Patterns in Data Theft and What Organisations Should Look Out For

Data theft is becoming big business if the estimated damages of recent breaches are any indication. Can you imagine being insured for US $100 million against such events, yet having to bear costs that exceeded even that figure? The recent attack against Anthem, the second largest health insurer in America, involved as many as 80 million records being stolen. The associated expenses have been estimated at more than the $100 million policy taken out by the enterprise. Elsewhere, supermarket chain Target (also in the US) estimated costs of over US $148 million after 100 million customer records were compromised at the end of 2013. But the attack similarities don’t end there – and could apply to any company.

A prominent feature in both attacks was that they started a considerable time before they were discovered. For Target, it was about a month before. For Anthem, the breach may have started as much as nine months before. The time gap between attacks starting and then being discovered is also widening in general. That is the conclusion stated by Verizon, the US communications provider, in its 2014 Data Breach Investigations Report. In other words, you may not have noticed any problems up to and including today; however, your systems may already be compromised.

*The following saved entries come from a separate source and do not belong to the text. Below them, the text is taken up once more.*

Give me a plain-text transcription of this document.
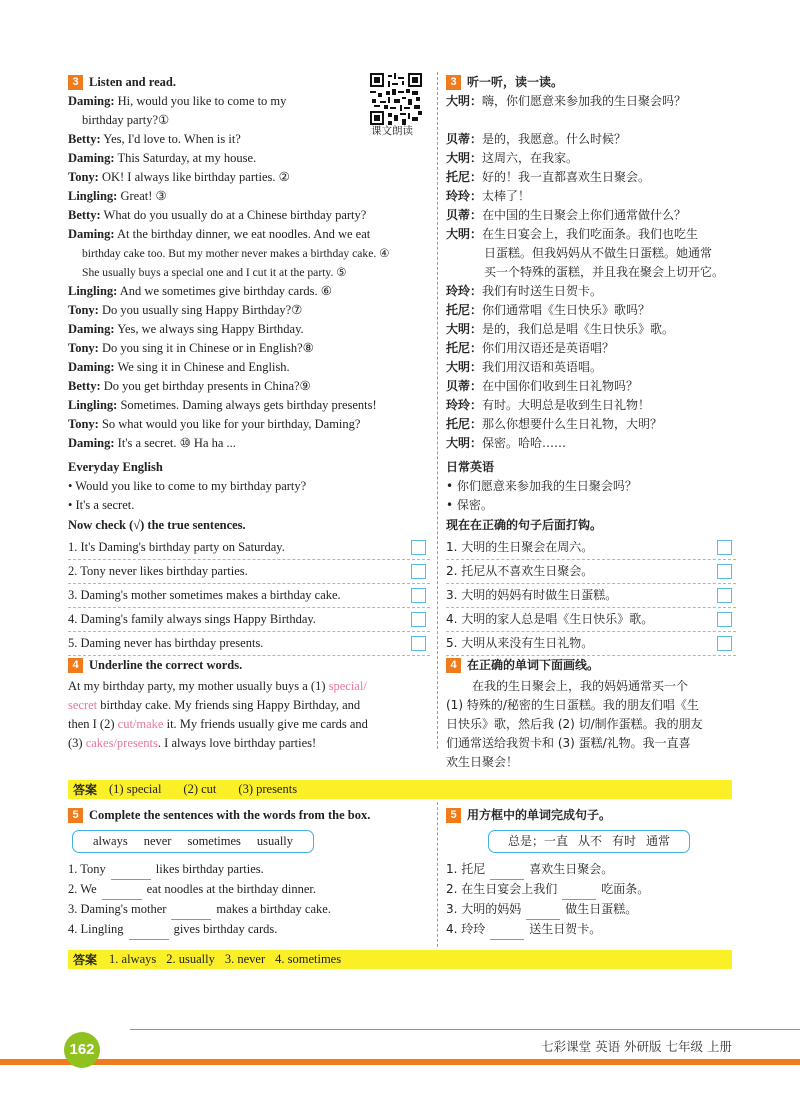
3 Listen and read.	3 听一听，读一读。
课文朗读
Daming: Hi, would you like to come to my
birthday party?①
Betty: Yes, I'd love to. When is it?
Daming: This Saturday, at my house.
Tony: OK! I always like birthday parties. ②
Lingling: Great! ③
Betty: What do you usually do at a Chinese birthday party?
Daming: At the birthday dinner, we eat noodles. And we eat
birthday cake too. But my mother never makes a birthday cake. ④
She usually buys a special one and I cut it at the party. ⑤
Lingling: And we sometimes give birthday cards. ⑥
Tony: Do you usually sing Happy Birthday?⑦
Daming: Yes, we always sing Happy Birthday.
Tony: Do you sing it in Chinese or in English?⑧
Daming: We sing it in Chinese and English.
Betty: Do you get birthday presents in China?⑨
Lingling: Sometimes. Daming always gets birthday presents!
Tony: So what would you like for your birthday, Daming?
Daming: It's a secret. ⑩ Ha ha ...
大明：嗨，你们愿意来参加我的生日聚会吗？
贝蒂：是的，我愿意。什么时候？
大明：这周六，在我家。
托尼：好的！我一直都喜欢生日聚会。
玲玲：太棒了！
贝蒂：在中国的生日聚会上你们通常做什么？
大明：在生日宴会上，我们吃面条。我们也吃生
日蛋糕。但我妈妈从不做生日蛋糕。她通常
买一个特殊的蛋糕，并且我在聚会上切开它。
玲玲：我们有时送生日贺卡。
托尼：你们通常唱《生日快乐》歌吗？
大明：是的，我们总是唱《生日快乐》歌。
托尼：你们用汉语还是英语唱？
大明：我们用汉语和英语唱。
贝蒂：在中国你们收到生日礼物吗？
玲玲：有时。大明总是收到生日礼物！
托尼：那么你想要什么生日礼物，大明？
大明：保密。哈哈……
Everyday English
• Would you like to come to my birthday party?
• It's a secret.
日常英语
• 你们愿意来参加我的生日聚会吗？
• 保密。
Now check (√) the true sentences.	现在在正确的句子后面打钩。
1. It's Daming's birthday party on Saturday.
2. Tony never likes birthday parties.
3. Daming's mother sometimes makes a birthday cake.
4. Daming's family always sings Happy Birthday.
5. Daming never has birthday presents.
1. 大明的生日聚会在周六。
2. 托尼从不喜欢生日聚会。
3. 大明的妈妈有时做生日蛋糕。
4. 大明的家人总是唱《生日快乐》歌。
5. 大明从来没有生日礼物。
4 Underline the correct words.	4 在正确的单词下面画线。
At my birthday party, my mother usually buys a (1) special/
secret birthday cake. My friends sing Happy Birthday, and
then I (2) cut/make it. My friends usually give me cards and
(3) cakes/presents. I always love birthday parties!
在我的生日聚会上，我的妈妈通常买一个
(1) 特殊的/秘密的生日蛋糕。我的朋友们唱《生
日快乐》歌，然后我 (2) 切/制作蛋糕。我的朋友
们通常送给我贺卡和 (3) 蛋糕/礼物。我一直喜
欢生日聚会！
答案 (1) special (2) cut (3) presents
5 Complete the sentences with the words from the box.	5 用方框中的单词完成句子。
always never sometimes usually	总是 ；一直 从不 有时 通常
1. Tony	likes birthday parties.
2. We	eat noodles at the birthday dinner.
3. Daming's mother	makes a birthday cake.
4. Lingling	gives birthday cards.
1. 托尼	喜欢生日聚会。
2. 在生日宴会上我们	吃面条。
3. 大明的妈妈	做生日蛋糕。
4. 玲玲	送生日贺卡。
答案 1. always 2. usually 3. never 4. sometimes
162	七彩课堂 英语 外研版 七年级 上册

In the Anthem attack data stolen included client names, birth dates, addresses, and social security numbers. Why would such data interest thieves? One possibility is to leverage the information to make false tax refund claims and then direct payments to accounts controlled by the criminals. To put this differently, you may think your data are only valuable to you and not worth high levels of security. However, cyber-thieves may be interested for very different reasons. Furthermore, as easily available hacking tools proliferate on the web, data theft attempts against smaller organisations are likely to multiply too, as well as against bigger ones.